I made a trip yesterday down to Brooklyn to attend a salon hosted by Sharon Butler and Austin Thomas at Thomas' place Pocket Utopia. The vibe and the activity at PU parallel that which I hope HFA will engender while at Van Brunt. I spoke briefly with C-Monster on the blessedness of the marginal space (and by extension -in my view- the beauty of the unexceptional), which will undoubtedly see a rise in these uncertain times.A shot of Pocket Utopia as Sharon (seated at table) kicks of the discussion.
Shortly thereafter, the space filled to capacity.

I must have mentioned here, somewhere before, an idea with which I have been fixated with since I don't remember; the thought of using every part of the buffalo (what a weird lookin' word). Somewhere along the way in school, I learned that the Indians Native Americans didn't let any portion of the buffalo go to waste, and it is now a hardwired fascination that I have. In fact, I've absorbed this notion so fully that it's part of my chemistry. It feels less a thought than an instinct, and without a doubt, a compulsion. I've known Peruvians to have the same approach to the pig. I've still got the cacophonous crunching of pigs feet in my head to prove it.
So I appreciate the approach the Pocket Utopia is taking in its sliver of a storefront down in Bushwick.

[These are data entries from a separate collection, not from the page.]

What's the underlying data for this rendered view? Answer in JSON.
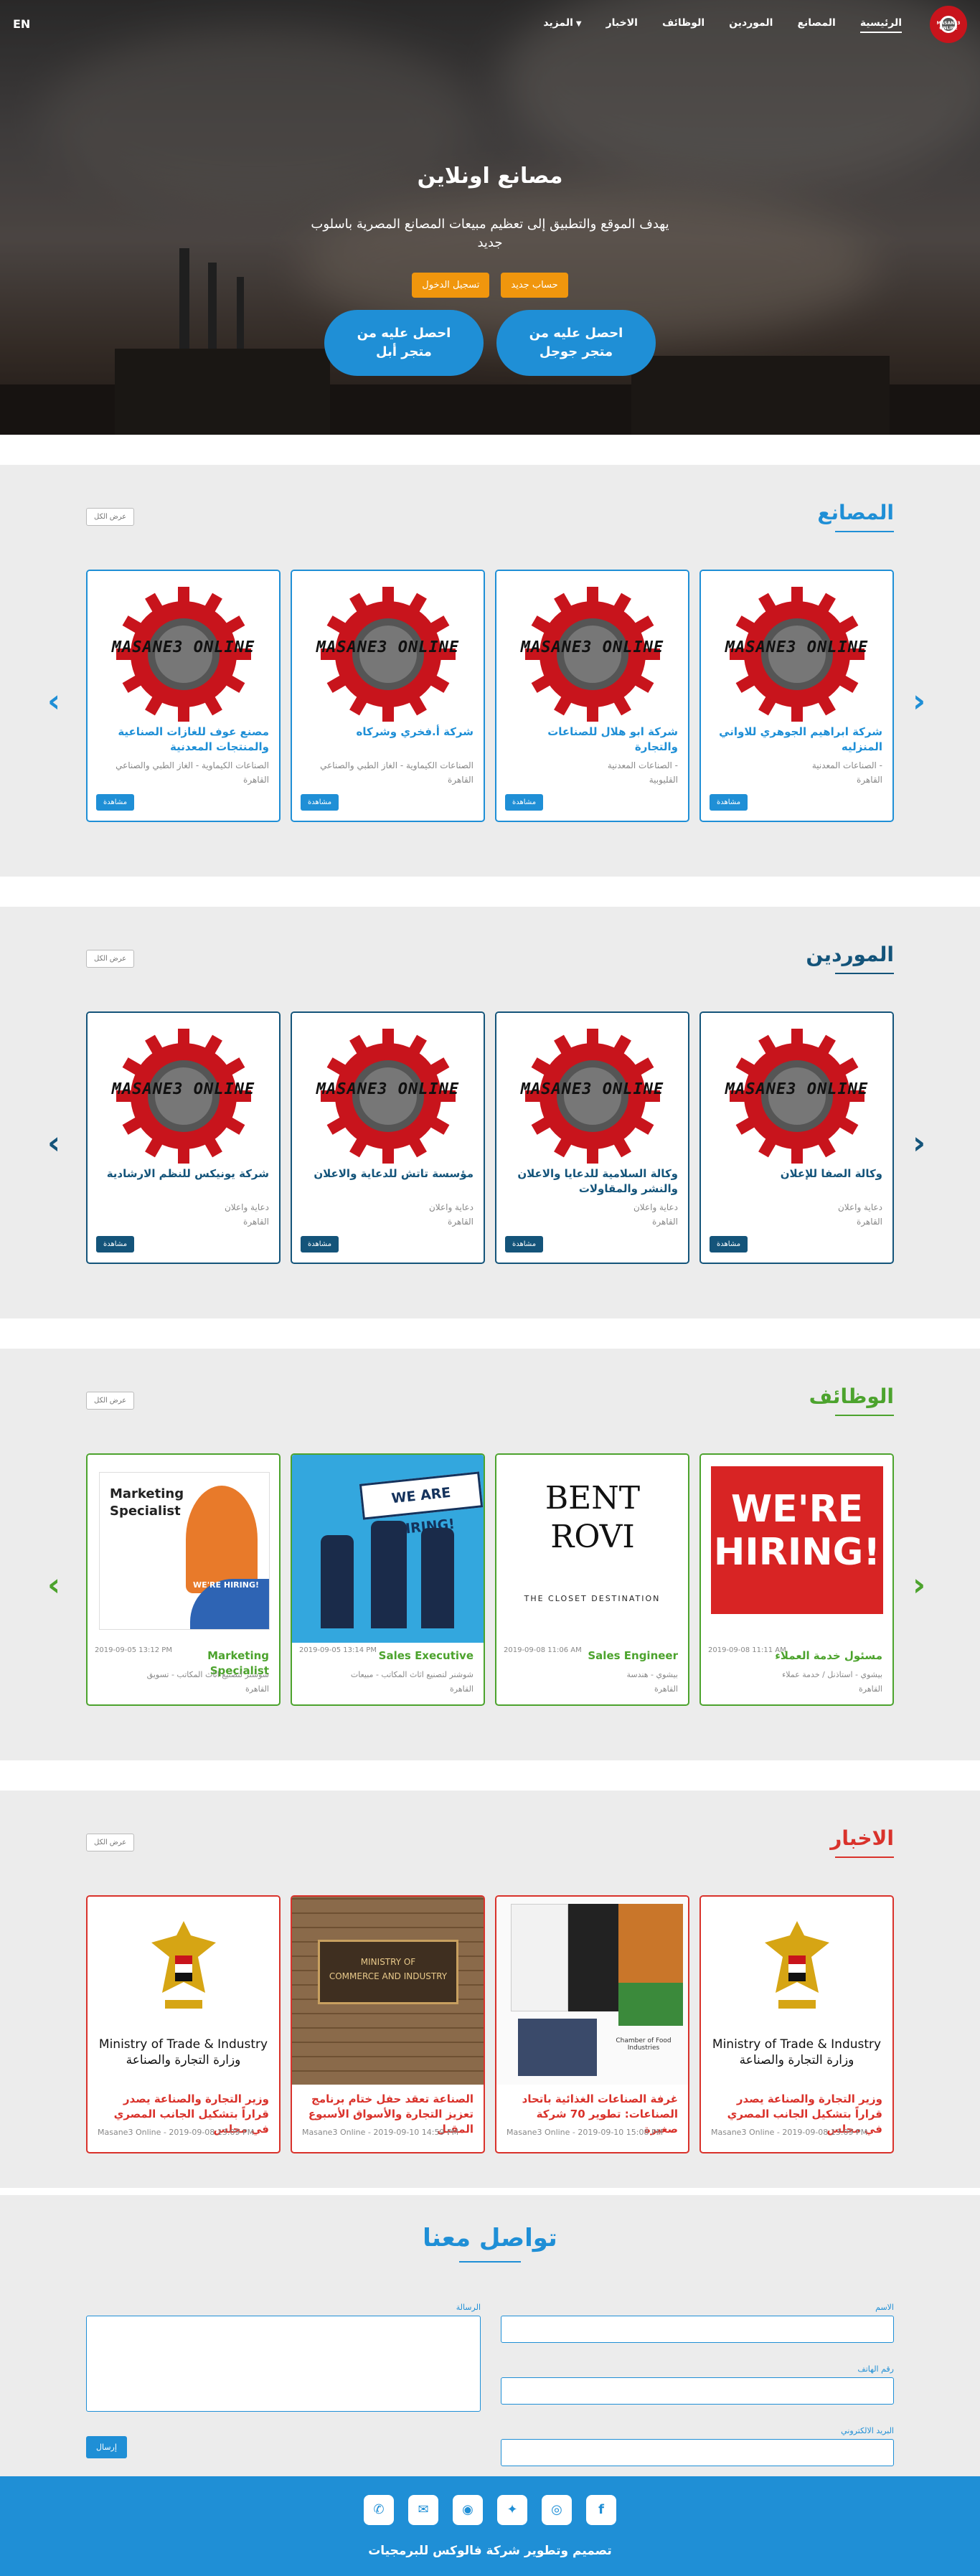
{
  "nav": {
    "lang": "EN",
    "items": [
      "الرئيسية",
      "المصانع",
      "الموردين",
      "الوظائف",
      "الاخبار",
      "المزيد"
    ],
    "brand_mark": "MASANE3 ONLINE"
  },
  "hero": {
    "title": "مصانع اونلاين",
    "subtitle": "يهدف الموقع والتطبيق إلى تعظيم مبيعات المصانع المصرية باسلوب جديد",
    "new_account": "حساب جديد",
    "login": "تسجيل الدخول",
    "google_store": "احصل عليه من متجر جوجل",
    "apple_store": "احصل عليه من متجر أبل"
  },
  "factories": {
    "title": "المصانع",
    "more": "عرض الكل",
    "color": "#1f8fd6",
    "cards": [
      {
        "title": "شركة ابراهيم الجوهري للاواني المنزليه",
        "category": "الصناعات المعدنية -",
        "location": "القاهرة",
        "badge": "مشاهدة"
      },
      {
        "title": "شركة ابو هلال للصناعات والتجارة",
        "category": "الصناعات المعدنية -",
        "location": "القليوبية",
        "badge": "مشاهدة"
      },
      {
        "title": "شركة أ.فخري وشركاه",
        "category": "الصناعات الكيماوية - الغاز الطبي والصناعي",
        "location": "القاهرة",
        "badge": "مشاهدة"
      },
      {
        "title": "مصنع عوف للغازات الصناعية والمنتجات المعدنية",
        "category": "الصناعات الكيماوية - الغاز الطبي والصناعي",
        "location": "القاهرة",
        "badge": "مشاهدة"
      }
    ],
    "brand_text": "MASANE3 ONLINE"
  },
  "suppliers": {
    "title": "الموردين",
    "more": "عرض الكل",
    "color": "#14547a",
    "cards": [
      {
        "title": "وكالة الصفا للإعلان",
        "category": "دعاية واعلان",
        "location": "القاهرة",
        "badge": "مشاهدة"
      },
      {
        "title": "وكالة السلامية للدعايا والاعلان والنشر والمقاولات",
        "category": "دعاية واعلان",
        "location": "القاهرة",
        "badge": "مشاهدة"
      },
      {
        "title": "مؤسسة تاتش للدعاية والاعلان",
        "category": "دعاية واعلان",
        "location": "القاهرة",
        "badge": "مشاهدة"
      },
      {
        "title": "شركة يونيكس للنظم الارشادية",
        "category": "دعاية واعلان",
        "location": "القاهرة",
        "badge": "مشاهدة"
      }
    ]
  },
  "jobs": {
    "title": "الوظائف",
    "more": "عرض الكل",
    "color": "#4ca32d",
    "cards": [
      {
        "title": "مسئول خدمة العملاء",
        "date": "2019-09-08 11:11 AM",
        "category": "بيشوي - استاذنل / خدمة عملاء",
        "location": "القاهرة",
        "image_text": [
          "WE'RE",
          "HIRING!"
        ]
      },
      {
        "title": "Sales Engineer",
        "date": "2019-09-08 11:06 AM",
        "category": "بيشوي - هندسة",
        "location": "القاهرة",
        "image_text": [
          "BENT",
          "ROVI",
          "THE CLOSET DESTINATION"
        ]
      },
      {
        "title": "Sales Executive",
        "date": "2019-09-05 13:14 PM",
        "category": "شوشنر لتصنيع اثاث المكاتب - مبيعات",
        "location": "القاهرة",
        "image_text": [
          "WE ARE HIRING!"
        ]
      },
      {
        "title": "Marketing Specialist",
        "date": "2019-09-05 13:12 PM",
        "category": "شوشنر لتصنيع اثاث المكاتب - تسويق",
        "location": "القاهرة",
        "image_text": [
          "Marketing",
          "Specialist",
          "WE'RE HIRING!"
        ]
      }
    ]
  },
  "news": {
    "title": "الاخبار",
    "more": "عرض الكل",
    "color": "#d9322b",
    "cards": [
      {
        "title": "وزير التجارة والصناعة يصدر قراراً بتشكيل الجانب المصري في مجلس",
        "meta": "Masane3 Online - 2019-09-08 13:09 PM",
        "image_text": [
          "Ministry of Trade & Industry",
          "وزارة التجارة والصناعة"
        ]
      },
      {
        "title": "غرفة الصناعات الغذائية باتحاد الصناعات: تطوير 70 شركة صغيرة",
        "meta": "Masane3 Online - 2019-09-10 15:08 PM",
        "image_text": [
          "Chamber of Food Industries"
        ]
      },
      {
        "title": "الصناعة تعقد حفل ختام برنامج تعزيز التجارة والأسواق الأسبوع المقبل",
        "meta": "Masane3 Online - 2019-09-10 14:59 PM",
        "image_text": [
          "MINISTRY OF",
          "COMMERCE AND INDUSTRY"
        ]
      },
      {
        "title": "وزير التجارة والصناعة يصدر قراراً بتشكيل الجانب المصري في مجلس",
        "meta": "Masane3 Online - 2019-09-08 13:09 PM",
        "image_text": [
          "Ministry of Trade & Industry",
          "وزارة التجارة والصناعة"
        ]
      }
    ]
  },
  "contact": {
    "title": "تواصل معنا",
    "name_label": "الاسم",
    "phone_label": "رقم الهاتف",
    "email_label": "البريد الالكتروني",
    "message_label": "الرسالة",
    "send": "إرسال"
  },
  "footer": {
    "credit": "تصميم وتطوير شركة فالوكس للبرمجيات",
    "socials": [
      "phone-icon",
      "email-icon",
      "whatsapp-icon",
      "twitter-icon",
      "instagram-icon",
      "facebook-icon"
    ]
  }
}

It feels fully occupied.
In this same vein, I was really excited to learn recently (via bad at sports) of spcmkr.com. Nick Lucking and Tim Ivison established this Wiki site to assist "culture producers" to "institutionalize their resources" by sharing what they have in surplus with others in the form of establishing small residencies for other artists. This an exciting concept and it advances the cause of the gift economy while it serves up a sense of shared self sufficiency. I'm trying to see what scenario I can cook up that would fit within then tenets of the concept. The habitats fit right in with the spirit. And although not a living situation, the habs can offer a traveler a residency of a couple of hours to process some thoughts. A commenter on C-Monster's post about the kork project suggested creating a writing residency at DBB's office in addition to the other projects that are going on there. Regardless of whether that would actually work out in this situation, it's a great idea, and the right type of thinking.